Guil Aguilar was taking out the trash at Park Dale Lane Elementary School in Encinitas when he first felt the bite, family friend and co-worker Santos Vasquez told KTLA sister station KSWB in San Diego on Friday.

Aguilar was moving some cans by a dumpster and noticed a few spiders but didn’t think much of it, Vasquez said. Then he felt a twinge on his foot as he walked away.

The custodian, who has worked in the school district for five years, was unsure if it was a spider bite or perhaps something stuck in his shoe, according to Vasquez.

At first, he shrugged it off. Later, as the bite swelled and started to itch more, Aguilar started icing the welt on his foot.

By the time he and his family went to visit relatives in Arizona for Thanksgiving, Aguilar was beginning to feel ill. He was admitted to the hospital, first in Arizona, then as a transfer to Scripps Memorial Hospital in Encinitas where doctors determined Aguilar was suffering from the infected bite of a venomous spider.  It was unclear what species bit him.

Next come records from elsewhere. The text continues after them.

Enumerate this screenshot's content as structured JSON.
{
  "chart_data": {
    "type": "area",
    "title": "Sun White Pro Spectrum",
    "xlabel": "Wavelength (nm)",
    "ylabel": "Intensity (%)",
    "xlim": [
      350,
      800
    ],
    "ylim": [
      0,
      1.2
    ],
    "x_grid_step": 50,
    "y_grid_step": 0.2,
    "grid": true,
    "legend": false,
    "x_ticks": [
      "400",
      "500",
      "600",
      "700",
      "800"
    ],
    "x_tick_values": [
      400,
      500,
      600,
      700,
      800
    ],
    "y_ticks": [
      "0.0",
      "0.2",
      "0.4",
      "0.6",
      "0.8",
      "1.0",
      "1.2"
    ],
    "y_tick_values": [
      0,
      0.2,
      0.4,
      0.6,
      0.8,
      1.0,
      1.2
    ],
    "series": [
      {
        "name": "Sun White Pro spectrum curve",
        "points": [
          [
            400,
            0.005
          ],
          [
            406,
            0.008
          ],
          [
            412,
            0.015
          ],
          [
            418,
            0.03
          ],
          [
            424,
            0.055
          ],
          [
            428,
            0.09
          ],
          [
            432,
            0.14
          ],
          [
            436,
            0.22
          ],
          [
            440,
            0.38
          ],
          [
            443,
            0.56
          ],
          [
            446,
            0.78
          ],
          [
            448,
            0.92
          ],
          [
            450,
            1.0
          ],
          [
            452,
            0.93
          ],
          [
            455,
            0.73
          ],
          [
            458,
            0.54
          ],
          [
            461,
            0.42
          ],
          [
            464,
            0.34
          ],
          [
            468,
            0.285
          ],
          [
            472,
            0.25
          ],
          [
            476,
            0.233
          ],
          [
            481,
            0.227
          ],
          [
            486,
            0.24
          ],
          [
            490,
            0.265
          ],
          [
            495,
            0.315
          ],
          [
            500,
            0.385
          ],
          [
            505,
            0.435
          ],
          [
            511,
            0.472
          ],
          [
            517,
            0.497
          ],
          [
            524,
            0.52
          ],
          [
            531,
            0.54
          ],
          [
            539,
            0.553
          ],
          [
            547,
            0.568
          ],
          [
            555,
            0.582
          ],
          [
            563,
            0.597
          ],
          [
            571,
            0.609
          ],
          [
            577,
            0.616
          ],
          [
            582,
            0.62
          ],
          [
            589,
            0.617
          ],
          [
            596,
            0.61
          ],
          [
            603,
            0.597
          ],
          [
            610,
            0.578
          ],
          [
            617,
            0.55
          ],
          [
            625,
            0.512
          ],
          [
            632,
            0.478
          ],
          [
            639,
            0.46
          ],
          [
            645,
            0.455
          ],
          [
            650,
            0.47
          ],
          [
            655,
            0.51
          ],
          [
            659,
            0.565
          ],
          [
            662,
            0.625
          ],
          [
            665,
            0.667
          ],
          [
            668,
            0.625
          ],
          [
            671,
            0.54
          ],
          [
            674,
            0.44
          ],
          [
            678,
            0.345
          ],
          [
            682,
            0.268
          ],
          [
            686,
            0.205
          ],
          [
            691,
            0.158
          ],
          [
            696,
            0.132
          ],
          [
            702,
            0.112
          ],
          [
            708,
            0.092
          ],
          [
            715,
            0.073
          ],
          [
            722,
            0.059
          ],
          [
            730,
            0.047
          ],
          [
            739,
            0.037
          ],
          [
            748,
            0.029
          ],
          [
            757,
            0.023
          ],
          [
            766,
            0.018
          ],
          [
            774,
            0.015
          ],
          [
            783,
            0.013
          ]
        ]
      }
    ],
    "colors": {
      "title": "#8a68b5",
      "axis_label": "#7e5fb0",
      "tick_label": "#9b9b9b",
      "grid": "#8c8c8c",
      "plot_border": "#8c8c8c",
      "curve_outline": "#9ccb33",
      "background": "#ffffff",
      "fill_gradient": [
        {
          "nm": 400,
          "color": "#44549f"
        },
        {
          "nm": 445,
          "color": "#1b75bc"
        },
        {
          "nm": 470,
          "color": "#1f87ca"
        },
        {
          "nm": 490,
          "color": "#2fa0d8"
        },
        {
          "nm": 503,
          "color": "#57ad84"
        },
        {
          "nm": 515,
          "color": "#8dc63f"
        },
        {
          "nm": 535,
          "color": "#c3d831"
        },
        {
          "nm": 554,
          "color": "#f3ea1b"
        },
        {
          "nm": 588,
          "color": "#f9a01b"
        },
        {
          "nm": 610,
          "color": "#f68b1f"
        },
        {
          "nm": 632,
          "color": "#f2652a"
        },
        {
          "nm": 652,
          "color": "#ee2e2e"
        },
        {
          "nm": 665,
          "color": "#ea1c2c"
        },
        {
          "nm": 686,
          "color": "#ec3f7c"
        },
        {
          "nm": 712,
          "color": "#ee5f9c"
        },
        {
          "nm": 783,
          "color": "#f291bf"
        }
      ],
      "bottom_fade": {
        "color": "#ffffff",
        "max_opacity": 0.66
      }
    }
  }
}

Aguilar underwent multiple surgeries, but none could stop the spread of the infection, Vasquez explained. Doctors finally decided the custodian’s foot and part of his lower leg would need to be amputated.

As Aguilar recovered at the hospital this week, word spread to the Park Dale Lane community. A GoFundMe for his medical expenses had surpassed $10,000 by Friday morning.

“Guil is the primary provider for his family and they depend on him,” read the fundraising page, which was organized by fourth-grade teacher Melissa Scharbarth. “I am reaching out and pleading for financial support. Please consider making a sizable donation to Guil.”

Scharbarth told KSWB that Aguilar is beloved in the Park Dale Lane community, a sentiment echoed by others.

And Brynn Gibbs, the mother of a kindergartner at the school who only recently met Aguilar, said she was struck by how “kind, super hard-working and dedicated” he is.

“He’s all smiles,” Gibbs said of the custodian, who works the evening shift.

Vasquez visits his friend near-daily as he recovers in the hospital, adding Aguilar is looking forward to getting back home with his wife and children.